D’abord apprenti chez le peintre de vitraux Émile Hirsch, Georges Rouault suit les cours du soir de l’École nationale supérieure des arts décoratifs à Paris. Employé par le même Hirsch de 1887 à 1891, il est admis aux Beaux-Arts de Paris dans l’atelier de Jules-Élie Delaunay et, à la mort de ce dernier, entre dans l’atelier de Gustave Moreau où il côtoie Matisse, Marquet, Manguin, Huyot et Léon Lehmann auquel il restera très lié. Il participe à deux reprises, sans succès au concours du prix de Rome mais obtient le prix Chenavard en 1894 et le prix Fortin d’Ivry en 1895.
Nommé en 1898 conservateur du Musée Gustave-Moreau, à Paris, il fait en 1901 la connaissance de Huysmans, et fonde en 1903 avec Matisse et Marquet, le Salon d’automne.
Georges Rouault aborde des thèmes liés à une observation critique de la société : juges, avocats, salles d’audience, miséreux, émigrés, fugitifs, sont autant le reflet d’une révolte face à la misère humaine qu’un prétexte à des recherches sur les formes et les couleurs.
En 1917 Rouault se lance dans sa grande aventure gravé autour du personnage d’Ubu (œuvre qui sera exposée en 1938 au Museum of Modern Art de New York). C’est l’époque de notre dessin, qui évoque le mythe du Père Ubu, forgé par l’écrivain Alfred Jarry et célébré par le galeriste Ambroise Vollard. Figure de l’absurdité des hiérarchies politiques, ce personnage sera un thème majeur de la peinture de la fin des années 1910 au début des années 1930, notamment traité par les dadaïstes et les surréalistes Ernst, Miró, Matta… Rouault illustrera d’ailleurs un ouvrage intitulé « Les réincarnations du Père Ubu » en 1925.
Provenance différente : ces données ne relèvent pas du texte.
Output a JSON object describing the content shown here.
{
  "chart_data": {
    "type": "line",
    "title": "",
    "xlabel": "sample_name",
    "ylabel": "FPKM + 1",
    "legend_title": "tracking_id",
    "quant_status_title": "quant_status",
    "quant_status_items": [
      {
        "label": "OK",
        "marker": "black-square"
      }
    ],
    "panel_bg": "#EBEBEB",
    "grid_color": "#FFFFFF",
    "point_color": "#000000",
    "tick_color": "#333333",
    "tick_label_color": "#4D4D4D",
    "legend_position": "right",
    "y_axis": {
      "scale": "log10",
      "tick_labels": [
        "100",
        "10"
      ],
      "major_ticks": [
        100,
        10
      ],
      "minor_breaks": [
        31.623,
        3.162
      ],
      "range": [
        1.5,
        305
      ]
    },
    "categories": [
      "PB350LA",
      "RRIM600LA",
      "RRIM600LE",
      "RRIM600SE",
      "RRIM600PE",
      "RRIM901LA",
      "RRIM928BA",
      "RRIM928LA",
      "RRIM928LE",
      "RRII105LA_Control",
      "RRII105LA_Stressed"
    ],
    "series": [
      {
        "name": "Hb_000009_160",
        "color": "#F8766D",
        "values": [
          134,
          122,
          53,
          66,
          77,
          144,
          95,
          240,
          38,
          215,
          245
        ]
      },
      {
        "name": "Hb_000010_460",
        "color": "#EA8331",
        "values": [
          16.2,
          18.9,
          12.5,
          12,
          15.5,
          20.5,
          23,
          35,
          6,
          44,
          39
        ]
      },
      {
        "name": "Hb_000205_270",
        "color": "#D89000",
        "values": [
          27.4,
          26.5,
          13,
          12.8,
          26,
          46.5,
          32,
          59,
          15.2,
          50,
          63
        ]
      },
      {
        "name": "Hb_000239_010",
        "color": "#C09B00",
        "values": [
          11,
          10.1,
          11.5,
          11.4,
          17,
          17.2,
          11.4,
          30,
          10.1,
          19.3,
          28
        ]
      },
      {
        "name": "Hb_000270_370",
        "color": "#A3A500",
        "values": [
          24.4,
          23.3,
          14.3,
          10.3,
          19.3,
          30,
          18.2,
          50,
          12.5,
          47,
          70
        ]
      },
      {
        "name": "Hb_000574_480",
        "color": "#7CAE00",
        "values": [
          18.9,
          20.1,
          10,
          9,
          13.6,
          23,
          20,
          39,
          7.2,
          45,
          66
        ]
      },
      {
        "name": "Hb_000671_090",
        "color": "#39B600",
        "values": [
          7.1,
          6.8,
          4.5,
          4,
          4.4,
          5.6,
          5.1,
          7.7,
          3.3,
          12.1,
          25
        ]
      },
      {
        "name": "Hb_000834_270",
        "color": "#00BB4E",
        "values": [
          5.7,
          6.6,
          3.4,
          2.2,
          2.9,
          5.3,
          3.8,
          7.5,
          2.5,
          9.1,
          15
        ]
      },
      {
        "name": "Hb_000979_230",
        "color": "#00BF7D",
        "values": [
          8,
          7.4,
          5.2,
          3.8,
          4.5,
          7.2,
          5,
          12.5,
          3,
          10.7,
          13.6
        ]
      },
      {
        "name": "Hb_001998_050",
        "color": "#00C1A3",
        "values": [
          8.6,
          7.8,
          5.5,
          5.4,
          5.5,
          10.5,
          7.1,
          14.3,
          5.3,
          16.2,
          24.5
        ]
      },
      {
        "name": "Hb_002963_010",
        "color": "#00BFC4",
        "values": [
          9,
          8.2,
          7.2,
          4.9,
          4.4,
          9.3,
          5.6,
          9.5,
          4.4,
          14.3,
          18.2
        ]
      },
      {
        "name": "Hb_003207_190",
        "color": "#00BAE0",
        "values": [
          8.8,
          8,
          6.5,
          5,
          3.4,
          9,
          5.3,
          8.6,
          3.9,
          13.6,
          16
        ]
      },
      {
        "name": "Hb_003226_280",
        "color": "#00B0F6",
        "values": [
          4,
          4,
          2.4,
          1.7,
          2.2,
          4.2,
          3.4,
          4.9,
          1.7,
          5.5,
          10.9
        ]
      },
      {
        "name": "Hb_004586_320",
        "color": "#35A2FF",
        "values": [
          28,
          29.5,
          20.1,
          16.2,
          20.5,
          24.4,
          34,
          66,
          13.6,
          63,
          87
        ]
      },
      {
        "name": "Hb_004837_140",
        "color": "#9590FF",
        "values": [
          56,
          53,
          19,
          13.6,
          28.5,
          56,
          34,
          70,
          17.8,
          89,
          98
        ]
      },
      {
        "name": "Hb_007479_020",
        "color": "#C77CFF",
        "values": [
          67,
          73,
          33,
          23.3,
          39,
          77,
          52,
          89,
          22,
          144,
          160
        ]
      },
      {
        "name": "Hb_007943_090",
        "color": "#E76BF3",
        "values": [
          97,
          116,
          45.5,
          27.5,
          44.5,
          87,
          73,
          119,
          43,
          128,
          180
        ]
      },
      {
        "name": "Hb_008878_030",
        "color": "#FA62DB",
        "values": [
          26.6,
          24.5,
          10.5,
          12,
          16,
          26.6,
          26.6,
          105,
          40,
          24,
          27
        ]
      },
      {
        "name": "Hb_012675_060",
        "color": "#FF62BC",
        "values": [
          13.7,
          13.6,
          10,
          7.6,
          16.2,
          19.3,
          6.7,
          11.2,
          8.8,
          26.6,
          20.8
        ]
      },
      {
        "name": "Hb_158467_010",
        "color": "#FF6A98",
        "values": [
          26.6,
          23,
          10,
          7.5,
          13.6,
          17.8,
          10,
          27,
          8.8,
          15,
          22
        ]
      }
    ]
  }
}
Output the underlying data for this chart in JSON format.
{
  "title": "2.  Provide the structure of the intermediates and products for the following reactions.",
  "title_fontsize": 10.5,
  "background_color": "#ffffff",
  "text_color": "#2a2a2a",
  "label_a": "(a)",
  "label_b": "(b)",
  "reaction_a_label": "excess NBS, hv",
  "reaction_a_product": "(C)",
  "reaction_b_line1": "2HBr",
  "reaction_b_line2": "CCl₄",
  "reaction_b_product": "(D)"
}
Reconnus par les collectionneurs et les marchands pour leur grande force, les travaux de Rouault connaissent le succès dès les années 1910. Maurice Girardin lui achète plusieurs œuvres et, en 1917, Ambroise Vollard acquiert l’ensemble des toiles de son atelier, soit 770 œuvres. Cette acquisition causera un procès en 1946 avec les héritiers de Vollard. Le tribunal reconnaissant à Rouault la propriété de ses œuvres, l’artiste brûlera 315 de ses tableaux en 1948 en présence d’un huissier. Renonçant à la peinture en 1957, il s’éteint un an plus tard et le gouvernement lui offre des obsèques nationales à Saint-Germain-des-Prés. Sa famille conserve son dernier atelier, rue Émile Gilbert à Paris (il s’agit aujourd’hui du siège de la Fondation Georges Rouault), et en 1963, procède à une donation de ses œuvres à l’État.